Saturday, May 13, 2006

Saturday 5pm

What am I doing with my day? It is Saturday 5 pm. What have I done today? Besides a walk around the corner to the tailor and to the shops I have just been sitting in this flat.

In the last few days, weeks, months I have done so much. And yet, how much has actually happened? Getting up, running, working, organizing, talking, wanting, trying, searching for a path that feels true. Getting tired, exhausted – all this effort and still not closer to where I need to be.

I stop. I sit here. The whole day.

Outside the mist is covering the mountain. Even if I wanted this to be the clearest day of the year, I couldn’t go up there and turn that mist away. It would be a completely pointless thing to do. That thought makes me feel peaceful and allows me be to grateful for the warm, safe space that I have.

My mind starts wondering off. Thinking about my Aikido training this week.
Because we have some gradings coming up, classes have been focused on very basic techniques. I remember my frustration in some moments. (For those of you who know me on the mat – guess what techniques: Yes, spot on – Kote gaeshi and Irimi nage ;-)

I know the movement. I see it in my head. I remember my teachers words about it, see the beauty of their movements passing through my mind. With all that in my mind I execute the technique. But nothing happens. Why? I’ve done it hundreds of times. Have practiced so much and still I get stuck.

And for a split second I am able to look at myself. I have so many details in my mind of what I think this technique looks like that I had forgotten about uke (the person that attacks). I had my own timing, a clear picture of how I wanted to get where I thought I needed to get to. Forgetting about the timing, the constitution, the movement, the intention of that person I was training with. I was in my own time zone, in this case moving way too quickly, taking shortcuts, just to realize that in the end I was no closer to where I needed to be.

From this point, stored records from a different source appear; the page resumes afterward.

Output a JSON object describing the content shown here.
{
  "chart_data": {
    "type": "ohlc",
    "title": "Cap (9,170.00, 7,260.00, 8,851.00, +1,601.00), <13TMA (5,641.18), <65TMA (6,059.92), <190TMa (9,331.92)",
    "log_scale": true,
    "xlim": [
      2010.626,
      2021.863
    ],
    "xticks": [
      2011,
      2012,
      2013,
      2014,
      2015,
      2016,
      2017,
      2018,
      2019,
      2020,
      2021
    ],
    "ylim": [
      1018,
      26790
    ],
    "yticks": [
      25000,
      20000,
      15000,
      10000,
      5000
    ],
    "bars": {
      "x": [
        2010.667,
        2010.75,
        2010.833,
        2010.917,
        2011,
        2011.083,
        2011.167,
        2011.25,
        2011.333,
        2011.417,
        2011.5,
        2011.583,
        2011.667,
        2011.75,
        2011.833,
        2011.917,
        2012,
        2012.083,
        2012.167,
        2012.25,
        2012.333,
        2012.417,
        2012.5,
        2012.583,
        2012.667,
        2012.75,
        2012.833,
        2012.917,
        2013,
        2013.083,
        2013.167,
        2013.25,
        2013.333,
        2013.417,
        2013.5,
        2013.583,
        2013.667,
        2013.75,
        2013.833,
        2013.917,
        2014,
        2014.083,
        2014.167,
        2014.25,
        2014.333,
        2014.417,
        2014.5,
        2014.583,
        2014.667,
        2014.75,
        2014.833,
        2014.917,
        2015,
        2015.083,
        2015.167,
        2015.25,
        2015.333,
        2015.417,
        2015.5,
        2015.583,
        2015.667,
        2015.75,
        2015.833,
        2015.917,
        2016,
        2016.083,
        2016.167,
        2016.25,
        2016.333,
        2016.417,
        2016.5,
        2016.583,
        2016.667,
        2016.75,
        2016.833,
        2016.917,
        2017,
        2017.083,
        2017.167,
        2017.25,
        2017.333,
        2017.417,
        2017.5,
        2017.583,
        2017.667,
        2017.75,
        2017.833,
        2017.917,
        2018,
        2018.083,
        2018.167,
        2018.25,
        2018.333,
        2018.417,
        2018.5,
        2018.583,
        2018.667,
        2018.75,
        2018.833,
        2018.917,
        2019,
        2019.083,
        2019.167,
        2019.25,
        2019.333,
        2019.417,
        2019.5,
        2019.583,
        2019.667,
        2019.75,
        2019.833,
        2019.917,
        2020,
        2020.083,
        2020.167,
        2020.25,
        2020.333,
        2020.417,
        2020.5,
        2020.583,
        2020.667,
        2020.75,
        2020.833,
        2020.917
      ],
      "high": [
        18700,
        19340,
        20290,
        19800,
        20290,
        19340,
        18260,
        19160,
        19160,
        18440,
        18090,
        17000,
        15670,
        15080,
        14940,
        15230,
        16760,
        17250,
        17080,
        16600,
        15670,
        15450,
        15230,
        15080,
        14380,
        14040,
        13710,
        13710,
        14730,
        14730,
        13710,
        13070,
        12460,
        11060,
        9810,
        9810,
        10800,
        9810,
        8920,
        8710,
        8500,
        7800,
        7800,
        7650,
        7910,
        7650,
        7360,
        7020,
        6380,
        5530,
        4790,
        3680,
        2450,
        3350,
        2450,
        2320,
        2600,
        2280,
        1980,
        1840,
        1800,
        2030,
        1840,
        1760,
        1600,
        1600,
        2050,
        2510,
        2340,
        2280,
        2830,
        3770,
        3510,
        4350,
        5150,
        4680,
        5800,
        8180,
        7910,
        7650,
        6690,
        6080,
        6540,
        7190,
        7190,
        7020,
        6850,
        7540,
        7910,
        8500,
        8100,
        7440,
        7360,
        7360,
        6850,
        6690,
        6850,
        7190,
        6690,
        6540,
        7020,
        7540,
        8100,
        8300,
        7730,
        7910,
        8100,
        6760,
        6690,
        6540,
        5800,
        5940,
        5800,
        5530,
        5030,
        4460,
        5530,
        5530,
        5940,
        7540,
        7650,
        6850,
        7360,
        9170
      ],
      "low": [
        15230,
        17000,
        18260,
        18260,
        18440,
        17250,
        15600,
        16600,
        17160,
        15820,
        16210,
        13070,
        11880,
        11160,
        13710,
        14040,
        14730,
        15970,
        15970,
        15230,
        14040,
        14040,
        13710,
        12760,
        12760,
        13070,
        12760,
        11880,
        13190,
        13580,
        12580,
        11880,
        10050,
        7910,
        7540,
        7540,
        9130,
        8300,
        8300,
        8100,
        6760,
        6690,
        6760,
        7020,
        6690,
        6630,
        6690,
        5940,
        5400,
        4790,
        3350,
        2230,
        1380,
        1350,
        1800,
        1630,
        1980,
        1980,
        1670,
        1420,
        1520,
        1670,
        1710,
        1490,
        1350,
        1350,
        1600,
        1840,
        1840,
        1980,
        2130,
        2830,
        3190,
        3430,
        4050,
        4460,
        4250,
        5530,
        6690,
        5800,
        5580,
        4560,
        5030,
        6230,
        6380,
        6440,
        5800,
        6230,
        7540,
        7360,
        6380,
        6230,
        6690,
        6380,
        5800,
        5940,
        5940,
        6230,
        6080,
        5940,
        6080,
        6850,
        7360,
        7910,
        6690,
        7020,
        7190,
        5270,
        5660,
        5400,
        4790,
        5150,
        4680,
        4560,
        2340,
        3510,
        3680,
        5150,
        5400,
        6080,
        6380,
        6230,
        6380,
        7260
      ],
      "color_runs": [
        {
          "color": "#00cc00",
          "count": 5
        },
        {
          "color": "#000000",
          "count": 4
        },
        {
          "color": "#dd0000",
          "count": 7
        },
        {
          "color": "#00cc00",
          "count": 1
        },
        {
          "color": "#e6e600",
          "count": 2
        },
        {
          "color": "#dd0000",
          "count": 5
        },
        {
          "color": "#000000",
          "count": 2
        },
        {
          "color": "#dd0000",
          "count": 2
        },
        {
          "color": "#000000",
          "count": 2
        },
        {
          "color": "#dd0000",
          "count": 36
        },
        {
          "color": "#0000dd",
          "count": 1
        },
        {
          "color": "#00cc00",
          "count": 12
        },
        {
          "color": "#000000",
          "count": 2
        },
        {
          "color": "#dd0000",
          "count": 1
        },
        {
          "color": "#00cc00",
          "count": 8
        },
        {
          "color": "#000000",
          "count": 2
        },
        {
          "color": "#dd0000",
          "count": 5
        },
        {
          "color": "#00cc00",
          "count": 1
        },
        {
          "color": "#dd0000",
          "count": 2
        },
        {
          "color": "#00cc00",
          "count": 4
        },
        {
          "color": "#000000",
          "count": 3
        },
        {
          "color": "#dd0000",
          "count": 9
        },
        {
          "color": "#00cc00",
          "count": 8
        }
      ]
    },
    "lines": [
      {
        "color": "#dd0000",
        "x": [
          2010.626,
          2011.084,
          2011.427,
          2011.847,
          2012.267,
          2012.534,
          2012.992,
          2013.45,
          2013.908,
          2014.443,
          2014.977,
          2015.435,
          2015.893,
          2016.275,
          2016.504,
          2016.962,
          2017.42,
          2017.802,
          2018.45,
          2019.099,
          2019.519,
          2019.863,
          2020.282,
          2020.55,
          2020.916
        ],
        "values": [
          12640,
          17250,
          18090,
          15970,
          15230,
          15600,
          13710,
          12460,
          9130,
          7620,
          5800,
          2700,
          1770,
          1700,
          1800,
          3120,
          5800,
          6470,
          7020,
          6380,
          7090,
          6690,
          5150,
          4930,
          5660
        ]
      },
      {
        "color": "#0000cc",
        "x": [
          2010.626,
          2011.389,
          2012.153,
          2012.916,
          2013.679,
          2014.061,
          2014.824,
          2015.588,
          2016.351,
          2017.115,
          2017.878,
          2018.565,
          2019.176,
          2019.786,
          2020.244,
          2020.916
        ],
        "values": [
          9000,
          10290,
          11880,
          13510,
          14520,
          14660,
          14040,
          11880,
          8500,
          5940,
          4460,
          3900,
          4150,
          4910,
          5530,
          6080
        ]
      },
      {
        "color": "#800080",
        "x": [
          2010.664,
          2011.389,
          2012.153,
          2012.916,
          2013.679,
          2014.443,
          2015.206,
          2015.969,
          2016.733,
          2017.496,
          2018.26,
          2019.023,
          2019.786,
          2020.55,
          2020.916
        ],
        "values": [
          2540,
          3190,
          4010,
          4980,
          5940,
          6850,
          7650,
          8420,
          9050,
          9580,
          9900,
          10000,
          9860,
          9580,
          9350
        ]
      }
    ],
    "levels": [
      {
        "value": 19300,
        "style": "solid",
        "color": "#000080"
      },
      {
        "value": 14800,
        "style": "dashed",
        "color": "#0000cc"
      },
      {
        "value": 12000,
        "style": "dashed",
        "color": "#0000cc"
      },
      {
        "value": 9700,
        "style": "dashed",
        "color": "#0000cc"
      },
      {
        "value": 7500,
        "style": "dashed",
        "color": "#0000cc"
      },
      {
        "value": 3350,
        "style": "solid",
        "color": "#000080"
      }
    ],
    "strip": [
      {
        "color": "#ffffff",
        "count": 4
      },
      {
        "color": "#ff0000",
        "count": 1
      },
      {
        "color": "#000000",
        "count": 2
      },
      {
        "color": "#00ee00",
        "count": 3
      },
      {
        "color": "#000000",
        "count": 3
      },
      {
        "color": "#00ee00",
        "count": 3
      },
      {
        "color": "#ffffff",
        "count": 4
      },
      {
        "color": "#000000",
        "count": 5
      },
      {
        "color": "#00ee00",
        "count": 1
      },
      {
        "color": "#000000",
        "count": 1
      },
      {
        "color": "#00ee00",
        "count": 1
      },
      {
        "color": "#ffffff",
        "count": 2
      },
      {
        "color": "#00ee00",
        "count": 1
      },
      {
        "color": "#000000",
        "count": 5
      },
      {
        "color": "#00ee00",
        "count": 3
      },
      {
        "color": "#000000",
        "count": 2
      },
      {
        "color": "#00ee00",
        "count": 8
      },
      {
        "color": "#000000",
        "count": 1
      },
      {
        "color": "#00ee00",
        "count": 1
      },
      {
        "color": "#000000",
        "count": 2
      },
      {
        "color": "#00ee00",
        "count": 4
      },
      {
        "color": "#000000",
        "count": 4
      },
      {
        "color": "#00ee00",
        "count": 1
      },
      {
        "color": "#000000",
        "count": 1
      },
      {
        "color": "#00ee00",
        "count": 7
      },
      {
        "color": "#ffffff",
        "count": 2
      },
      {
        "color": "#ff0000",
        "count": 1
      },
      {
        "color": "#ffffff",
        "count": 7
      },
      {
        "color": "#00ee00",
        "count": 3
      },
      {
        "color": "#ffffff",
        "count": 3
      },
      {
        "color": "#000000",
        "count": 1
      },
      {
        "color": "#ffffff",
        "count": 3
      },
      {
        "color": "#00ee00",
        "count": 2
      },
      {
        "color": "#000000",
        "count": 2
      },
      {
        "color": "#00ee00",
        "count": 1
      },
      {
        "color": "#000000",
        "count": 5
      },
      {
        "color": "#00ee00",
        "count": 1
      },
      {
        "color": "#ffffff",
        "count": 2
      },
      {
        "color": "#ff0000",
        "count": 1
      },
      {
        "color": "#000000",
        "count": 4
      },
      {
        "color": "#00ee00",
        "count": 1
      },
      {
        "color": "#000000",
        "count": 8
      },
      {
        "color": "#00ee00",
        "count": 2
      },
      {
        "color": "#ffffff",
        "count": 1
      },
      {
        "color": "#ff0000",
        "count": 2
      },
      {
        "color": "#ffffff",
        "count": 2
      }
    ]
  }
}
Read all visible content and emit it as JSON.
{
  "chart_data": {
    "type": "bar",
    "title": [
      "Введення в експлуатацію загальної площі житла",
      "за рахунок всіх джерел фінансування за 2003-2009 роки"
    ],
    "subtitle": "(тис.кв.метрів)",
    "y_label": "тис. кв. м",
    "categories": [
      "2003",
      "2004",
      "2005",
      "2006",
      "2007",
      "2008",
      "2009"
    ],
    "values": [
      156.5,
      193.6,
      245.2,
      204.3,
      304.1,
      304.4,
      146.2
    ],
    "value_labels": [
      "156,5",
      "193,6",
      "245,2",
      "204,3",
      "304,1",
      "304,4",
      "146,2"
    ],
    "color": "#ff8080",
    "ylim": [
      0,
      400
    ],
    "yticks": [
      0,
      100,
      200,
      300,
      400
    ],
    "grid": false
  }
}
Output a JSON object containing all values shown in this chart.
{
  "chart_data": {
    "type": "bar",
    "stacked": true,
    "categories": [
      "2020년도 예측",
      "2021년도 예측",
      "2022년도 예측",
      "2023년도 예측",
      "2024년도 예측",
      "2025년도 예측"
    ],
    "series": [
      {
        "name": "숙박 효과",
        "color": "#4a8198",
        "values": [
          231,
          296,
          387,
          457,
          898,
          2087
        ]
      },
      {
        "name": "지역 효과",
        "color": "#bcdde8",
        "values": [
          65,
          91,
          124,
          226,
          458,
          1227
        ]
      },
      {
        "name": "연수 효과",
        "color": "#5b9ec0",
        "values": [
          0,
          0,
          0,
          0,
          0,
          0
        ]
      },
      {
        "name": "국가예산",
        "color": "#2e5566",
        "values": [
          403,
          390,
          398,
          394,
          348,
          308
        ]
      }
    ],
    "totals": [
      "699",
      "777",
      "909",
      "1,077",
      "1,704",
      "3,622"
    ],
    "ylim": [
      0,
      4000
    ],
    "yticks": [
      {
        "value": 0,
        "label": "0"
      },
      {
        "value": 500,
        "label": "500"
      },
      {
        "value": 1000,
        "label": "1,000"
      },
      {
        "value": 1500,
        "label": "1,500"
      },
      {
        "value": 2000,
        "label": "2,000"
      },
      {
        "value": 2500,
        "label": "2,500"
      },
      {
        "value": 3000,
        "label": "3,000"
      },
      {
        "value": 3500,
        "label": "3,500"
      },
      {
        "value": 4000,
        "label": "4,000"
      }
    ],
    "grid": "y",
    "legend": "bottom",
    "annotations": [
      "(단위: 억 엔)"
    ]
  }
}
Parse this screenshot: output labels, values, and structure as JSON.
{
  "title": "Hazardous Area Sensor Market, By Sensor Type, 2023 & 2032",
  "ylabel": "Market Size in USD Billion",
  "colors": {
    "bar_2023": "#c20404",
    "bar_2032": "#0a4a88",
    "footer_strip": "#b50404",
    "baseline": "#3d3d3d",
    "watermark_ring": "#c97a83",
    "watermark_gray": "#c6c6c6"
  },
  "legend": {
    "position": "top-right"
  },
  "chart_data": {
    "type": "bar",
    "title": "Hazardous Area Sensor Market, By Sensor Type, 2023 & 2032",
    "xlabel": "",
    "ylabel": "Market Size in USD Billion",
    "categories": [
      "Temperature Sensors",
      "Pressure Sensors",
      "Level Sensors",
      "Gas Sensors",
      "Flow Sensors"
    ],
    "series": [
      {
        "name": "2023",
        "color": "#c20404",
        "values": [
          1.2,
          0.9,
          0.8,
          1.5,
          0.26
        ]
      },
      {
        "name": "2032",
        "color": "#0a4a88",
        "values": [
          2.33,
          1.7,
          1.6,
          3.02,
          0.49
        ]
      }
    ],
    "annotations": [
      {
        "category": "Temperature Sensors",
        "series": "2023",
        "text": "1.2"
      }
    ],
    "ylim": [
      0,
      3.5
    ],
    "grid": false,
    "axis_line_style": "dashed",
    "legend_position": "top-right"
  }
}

I don’t want to say that all those times that I have practiced the movement of my hands and feet, and the right body placement are worthless. They are important and I need to practice these moves many many more times. All I realized was that all this effort has no value if I forget about the nature of the challange that I am facing.

Just as I felt this on the mat this week I feel it as I sit here looking at the mountain. I realize, that all this trying, moving and fixing that often determines our lives has no value if we forget to pay attention to the space and the timing that a particular challange requires.

So today I decided to stop. Realizing that there are no shortcuts to where I need to be. And just by stopping to do things and accepting that I cannot force the timing I find a peace that has been gone for a long long time.